Abstract

The linear piezoelectric effect,which occurs in elastic dielectrics, is a physical phenomenon widely used in technology. The classical continuum theory [1] incorporating the effect is about seventy-five years old and is today universally employed in the analysis and design of crystal oscillators, filters and transducers [2,3]. In systematic derivations of the classical, phenomenological theory, piezoelectricity is usually expressed as an interaction between mechanical strain and one of the electrical variables: the electric field [3] the electric displacement [4] or the electric polarization [5]. There is, however, no fundamental reason for restricting attention to the interaction of the strain, a second rank tensor, with only a first rank electrical quantity (field, displacement, polarization). It is not illogical to examine the consequences of considering an additional, linear, electromechanical effect: an interaction between the strain and, say, the polarization gradient — a second rank tensor quantity.

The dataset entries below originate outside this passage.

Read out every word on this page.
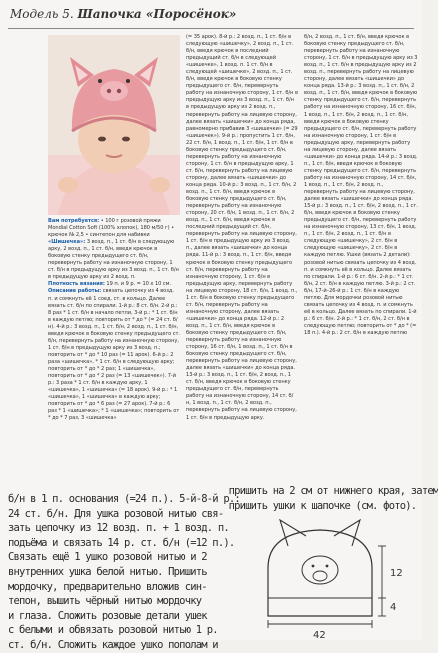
Модель 5. Шапочка «Поросёнок»

Вам потребуется: • 100 г розовой пряжи Mondial Cotton Soft (100% хлопок), 180 м/50 г) • крючок № 2,5 • синтепон для набивки

«Шишечка»: 3 возд. п., 1 ст. б/н в следующую арку, 2 возд. п., 1 ст. б/н, введя крючок в боковую стенку предыдущего ст. б/н, перевернуть работу на изнаночную сторону, 1 ст. б/н в предыдущую арку из 3 возд. п., 1 ст. б/н в предыдущую арку из 2 возд. п.

Плотность вязания: 19 п. и 9 р. = 10 х 10 см.

Описание работы: связать цепочку из 4 возд. п. и сомкнуть её 1 соед. ст. в кольцо. Далее вязать ст. б/н по спирали. 1-й р.: 8 ст. б/н. 2-й р.: 8 раз * 1 ст. б/н в начало петли, 3-й р.: * 1 ст. б/н в каждую петлю; повторить от * до * (= 24 ст. б/н). 4-й р.: 3 возд. п., 1 ст. б/н, 2 возд. п., 1 ст. б/н, введя крючок в боковую стенку предыдущего ст. б/н, перевернуть работу на изнаночную сторону, 1 ст. б/н в предыдущую арку из 3 возд. п.; повторить от * до * 10 раз (= 11 арок). 6-й р.: 2 раза «шишечка», * 1 ст. б/н в следующую арку; повторить от * до * 2 раз; 1 «шишечка», повторить от * до * 2 раз (= 13 «шишечек»). 7-й р.: 3 раза * 1 ст. б/н в каждую арку, 1 «шишечка», 1 «шишечка» (= 18 арок). 9-й р.: * 1 «шишечка», 1 «шишечка» в каждую арку; повторить от * до * 6 раз (= 27 арок). 7-й р.: 6 раз * 1 «шишечка»; * 1 «шишечка»; повторить от * до * 7 раз, 3 «шишечка»

(= 35 арок). 8-й р.: 2 возд. п., 1 ст. б/н в следующую «шишечку», 2 возд. п., 1 ст. б/н, введя крючок в последний предыдущий ст. б/н в следующей «шишечке», 1 возд. п. 1 ст. б/н в следующей «шишечке», 2 возд. п., 1 ст. б/н, введя крючок в боковую стенку предыдущего ст. б/н, перевернуть работу на изнаночную сторону, 1 ст. б/н в предыдущую арку из 3 возд. п., 1 ст. б/н в предыдущую арку из 2 возд. п., перевернуть работу на лицевую сторону, далее вязать «шишечки» до конца ряда, равномерно прибавив 3 «шишечки» (= 29 «шишечек»). 9-й р.: пропустить 1 ст. б/н, 22 ст. б/н, 1 возд. п., 1 ст. б/н, 1 ст. б/н в боковую стенку предыдущего ст. б/н, перевернуть работу на изнаночную сторону, 1 ст. б/н в предыдущую арку, 1 ст. б/н, перевернуть работу на лицевую сторону, далее вязать «шишечки» до конца ряда. 10-й р.: 3 возд. п., 1 ст. б/н, 2 возд. п., 1 ст. б/н, введя крючок в боковую стенку предыдущего ст. б/н, перевернуть работу на изнаночную сторону, 20 ст. б/н, 1 возд. п., 1 ст. б/н, 2 возд. п., 1 ст. б/н, введя крючок в последний предыдущий ст. б/н, перевернуть работу на лицевую сторону, 1 ст. б/н в предыдущую арку из 3 возд. п., далее вязать «шишечки» до конца ряда. 11-й р.: 3 возд. п., 1 ст. б/н, введя крючок в боковую стенку предыдущего ст. б/н, перевернуть работу на изнаночную сторону, 1 ст. б/н в предыдущую арку, перевернуть работу на лицевую сторону, 18 ст. б/н, 1 возд. п., 1 ст. б/н в боковую стенку предыдущего ст. б/н, перевернуть работу на изнаночную сторону, далее вязать «шишечки» до конца ряда. 12-й р.: 2 возд. п., 1 ст. б/н, введя крючок в боковую стенку предыдущего ст. б/н, перевернуть работу на изнаночную сторону, 16 ст. б/н, 1 возд. п., 1 ст. б/н в боковую стенку предыдущего ст. б/н, перевернуть работу на лицевую сторону, далее вязать «шишечки» до конца ряда. 13-й р.: 3 возд. п., 1 ст. б/н, 2 возд. п., 1 ст. б/н, введя крючок в боковую стенку предыдущего ст. б/н, перевернуть работу на изнаночную сторону, 14 ст. б/н, 1 возд. п., 1 ст. б/н, 2 возд. п., перевернуть работу на лицевую сторону, 1 ст. б/н в предыдущую арку.

б/н, 2 возд. п., 1 ст. б/н, введя крючок в боковую стенку предыдущего ст. б/н, перевернуть работу на изнаночную сторону, 1 ст. б/н в предыдущую арку из 3 возд. п., 1 ст. б/н в предыдущую арку из 2 возд. п., перевернуть работу на лицевую сторону, далее вязать «шишечки» до конца ряда. 13-й р.: 3 возд. п., 1 ст. б/н, 2 возд. п., 1 ст. б/н, введя крючок в боковую стенку предыдущего ст. б/н, перевернуть работу на изнаночную сторону, 16 ст. б/н, 1 возд. п., 1 ст. б/н, 2 возд. п., 1 ст. б/н, введя крючок в боковую стенку предыдущего ст. б/н, перевернуть работу на изнаночную сторону, 1 ст. б/н в предыдущую арку, перевернуть работу на лицевую сторону, далее вязать «шишечки» до конца ряда. 14-й р.: 3 возд. п., 1 ст. б/н, введя крючок в боковую стенку предыдущего ст. б/н, перевернуть работу на изнаночную сторону, 14 ст. б/н, 1 возд. п., 1 ст. б/н, 2 возд. п., перевернуть работу на лицевую сторону, далее вязать «шишечки» до конца ряда. 15-й р.: 3 возд. п., 1 ст. б/н, 2 возд. п., 1 ст. б/н, введя крючок в боковую стенку предыдущего ст. б/н, перевернуть работу на изнаночную сторону, 13 ст. б/н, 1 возд. п., 1 ст. б/н, 2 возд. п., 1 ст. б/н в следующую «шишечку», 2 ст. б/н в следующую «шишечку», 2 ст. б/н в каждую петлю. Ушки (вязать 2 детали): розовой нитью связать цепочку из 4 возд. п. и сомкнуть её в кольцо. Далее вязать по спирали. 1-й р.: 6 ст. б/н. 2-й р.: * 1 ст. б/н, 2 ст. б/н в каждую петлю. 3-й р.: 2 ст. б/н, 17-й–26-й р.: 1 ст. б/н в каждую петлю. Для мордочки розовой нитью связать цепочку из 4 возд. п. и сомкнуть её в кольцо. Далее вязать по спирали. 1-й р.: 6 ст. б/н. 2-й р.: * 1 ст. б/н, 2 ст. б/н в следующую петлю; повторить от * до * (= 18 п.). 4-й р.: 2 ст. б/н в каждую петлю

б/н в 1 п. основания (=24 п.). 5-й-8-й р.:
24 ст. б/н. Для ушка розовой нитью свя-
зать цепочку из 12 возд. п. + 1 возд. п.
подъёма и связать 14 р. ст. б/н (=12 п.).
Связать ещё 1 ушко розовой нитью и 2
внутренних ушка белой нитью. Пришить
мордочку, предварительно вложив син-
тепон, вышить чёрный нитью мордочку
и глаза. Сложить розовые детали ушек
с белыми и обвязать розовой нитью 1 р.
ст. б/н. Сложить каждое ушко пополам и
пришить на 2 см от нижнего края, затем
пришить ушки к шапочке (см. фото).
12
4
42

The added complexity is justified by the fact that the resulting mathematical theory [6] has interesting novel properties: (1) it accomodates the mathematical representation of a surface energy of deformation and polarization which is absent from the classical theory but which has been measured in the laboratory [7] and calculated from atomic considerations [8]; (2) it can account [9] for an apparent anomaly observed in measurements of the electrical capacitance of thin, dielectric films [10]; (3) the additional electromechanical effect is not confined to non-centrosymmetric materials, as is the classical piezoelectric effect; (4) the resulting equations, rather than the classical ones, are the correct, long wave limit [9,11] of the equations of the modern dynamical theory of crystal lattices of electronically polarizable atoms [12,13,14,15].